A plan has been released by the state to correct loopholes that have allowed inmates in Nevada to collect unemployment benefits. It was discovered through a routine audit and the Employment Security Division was given 60 days to issue a plan to correct it. That plan calls for more background checks and for cross checks within the state.
Of 97,000 claims audited, 67 were from inmates behind bars, 15 were from people who had died. According to the DETR Deputy Administrator Kelly Karch, those cases were re-investigated and the numbers were lowered. Only 41 inmates made claims, and only 3 of the 15 original claims from deceased actually were from people who had died. But the report calls for tightening up the process.
"We do have inmates who are on work programs who are considered incarcerated and yet eligible for unemployment benefits because they are in jail for a day or so and then they are out looking for work. And since we are using debit cards, it's easier for girlfriends and family to use those cards than say when we issued checks. And years ago we had people come into the office so we could see them, but now it's all done online and on the phone, so sure there will be some problems," said Karch.
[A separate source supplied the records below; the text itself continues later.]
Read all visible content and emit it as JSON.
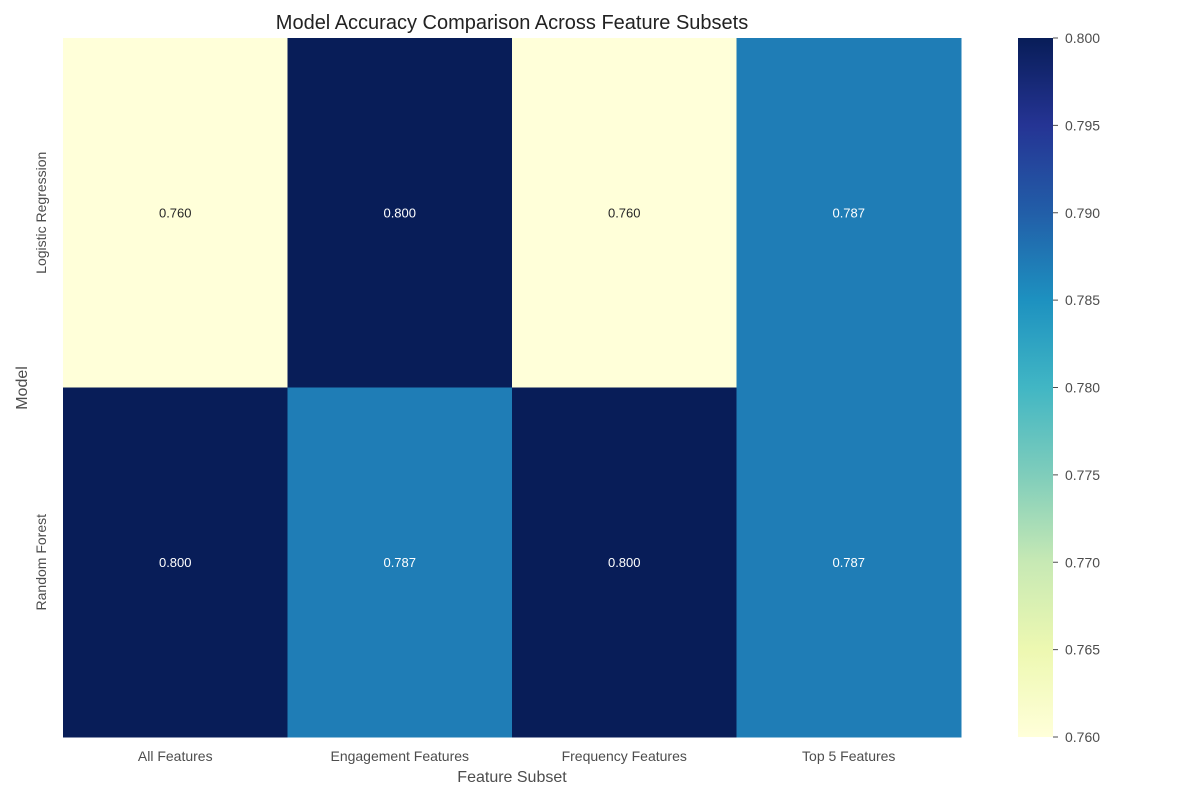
{
  "chart_data": {
    "type": "heatmap",
    "title": "Model Accuracy Comparison Across Feature Subsets",
    "xlabel": "Feature Subset",
    "ylabel": "Model",
    "x_categories": [
      "All Features",
      "Engagement Features",
      "Frequency Features",
      "Top 5 Features"
    ],
    "y_categories": [
      "Logistic Regression",
      "Random Forest"
    ],
    "values": [
      [
        0.76,
        0.8,
        0.76,
        0.787
      ],
      [
        0.8,
        0.787,
        0.8,
        0.787
      ]
    ],
    "value_labels": [
      [
        "0.760",
        "0.800",
        "0.760",
        "0.787"
      ],
      [
        "0.800",
        "0.787",
        "0.800",
        "0.787"
      ]
    ],
    "colorbar": {
      "min": 0.76,
      "max": 0.8,
      "ticks": [
        0.76,
        0.765,
        0.77,
        0.775,
        0.78,
        0.785,
        0.79,
        0.795,
        0.8
      ],
      "tick_labels": [
        "0.760",
        "0.765",
        "0.770",
        "0.775",
        "0.780",
        "0.785",
        "0.790",
        "0.795",
        "0.800"
      ],
      "colormap": "YlGnBu",
      "colors": [
        "#ffffd9",
        "#edf8b1",
        "#c7e9b4",
        "#7fcdbb",
        "#41b6c4",
        "#1d91c0",
        "#225ea8",
        "#253494",
        "#081d58"
      ]
    },
    "grid": false
  }
}
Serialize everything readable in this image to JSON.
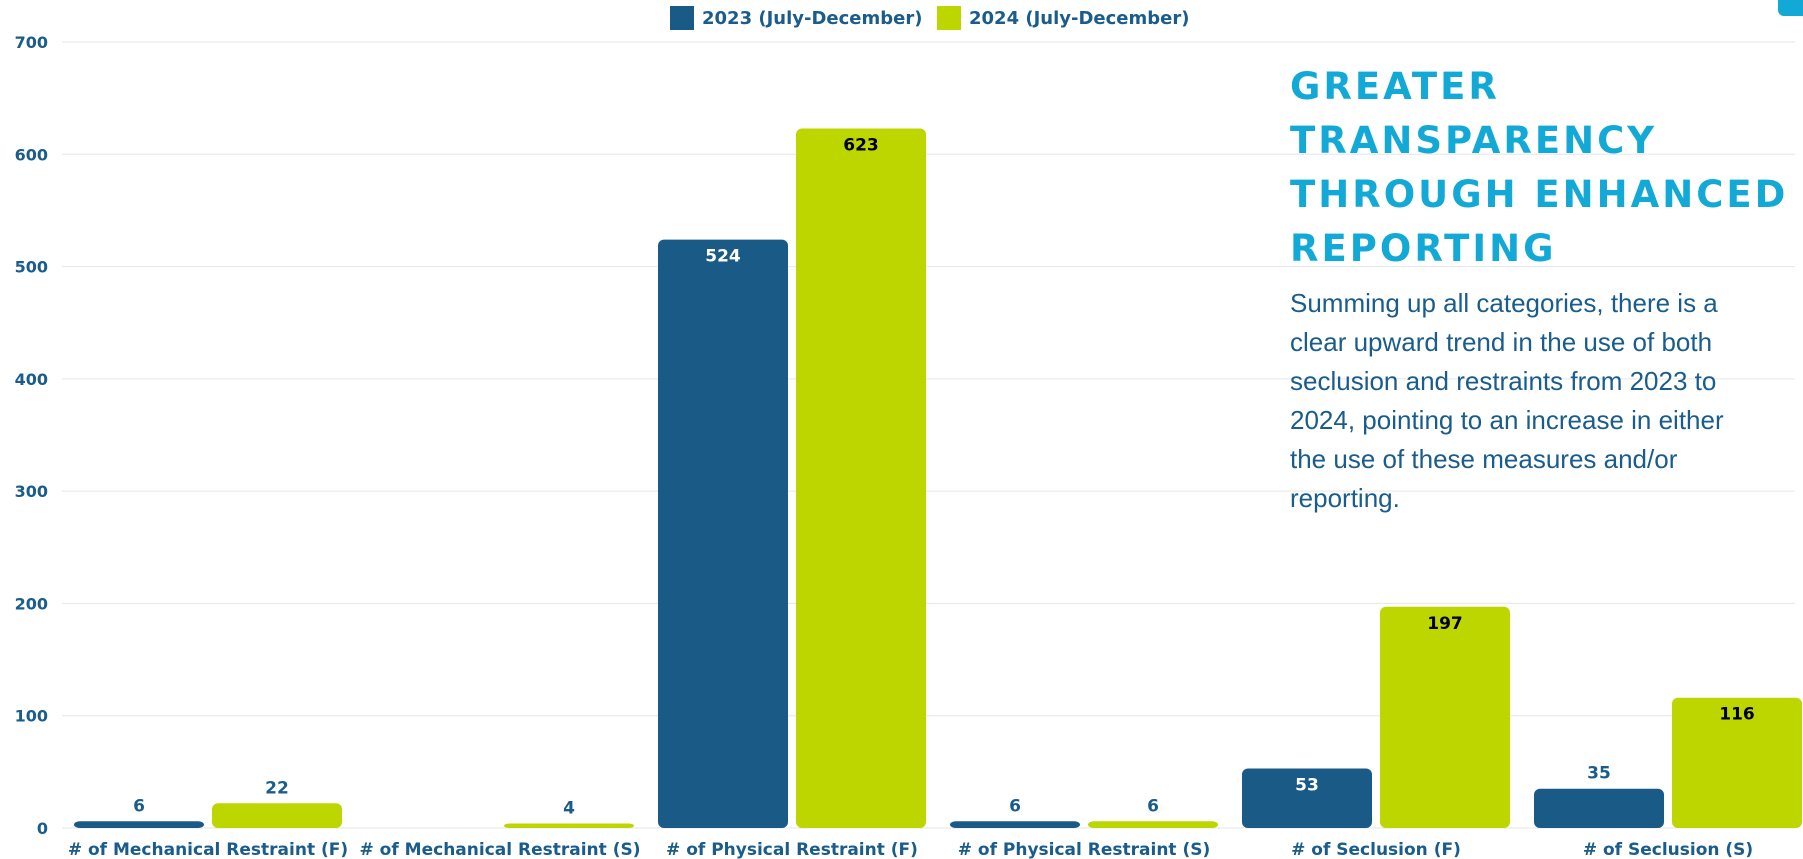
{
  "colors": {
    "series_2023": "#1a5a87",
    "series_2024": "#bdd600",
    "axis_text": "#1a5c8b",
    "heading": "#13a9d6",
    "gridline": "#e6e6e6"
  },
  "callout": {
    "heading": "GREATER TRANSPARENCY THROUGH ENHANCED REPORTING",
    "body": "Summing up all categories, there is a clear upward trend in the use of both seclusion and restraints from 2023 to 2024, pointing to an increase in either the use of these measures and/or reporting."
  },
  "chart_data": {
    "type": "bar",
    "categories": [
      "# of Mechanical Restraint (F)",
      "# of Mechanical Restraint (S)",
      "# of Physical Restraint (F)",
      "# of Physical Restraint (S)",
      "# of Seclusion (F)",
      "# of Seclusion (S)"
    ],
    "series": [
      {
        "name": "2023 (July-December)",
        "values": [
          6,
          0,
          524,
          6,
          53,
          35
        ],
        "data_labels": [
          "6",
          "",
          "524",
          "6",
          "53",
          "35"
        ]
      },
      {
        "name": "2024 (July-December)",
        "values": [
          22,
          4,
          623,
          6,
          197,
          116
        ],
        "data_labels": [
          "22",
          "4",
          "623",
          "6",
          "197",
          "116"
        ]
      }
    ],
    "ylim": [
      0,
      700
    ],
    "yticks": [
      0,
      100,
      200,
      300,
      400,
      500,
      600,
      700
    ],
    "grid": true,
    "legend_position": "top-center",
    "title": "",
    "xlabel": "",
    "ylabel": ""
  }
}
So the DETR will be getting weekly roster reports from the Department of Prisons and will be checking backgrounds more closely to stop the leaks. And overall the Director of the Nevada Legislative Counsel Bureau says he feels this is how the system is supposed to work.
"The numbers aren't that bad when you consider we're processing so many unemployment claims in this state," said Rick Combs. "And this is how the system is supposed to work. We rotate the audits to all of the state departments to find where they can do better. And we've done that."
The DETR will submit a six month report to the Legislative Counsel Bureau in September.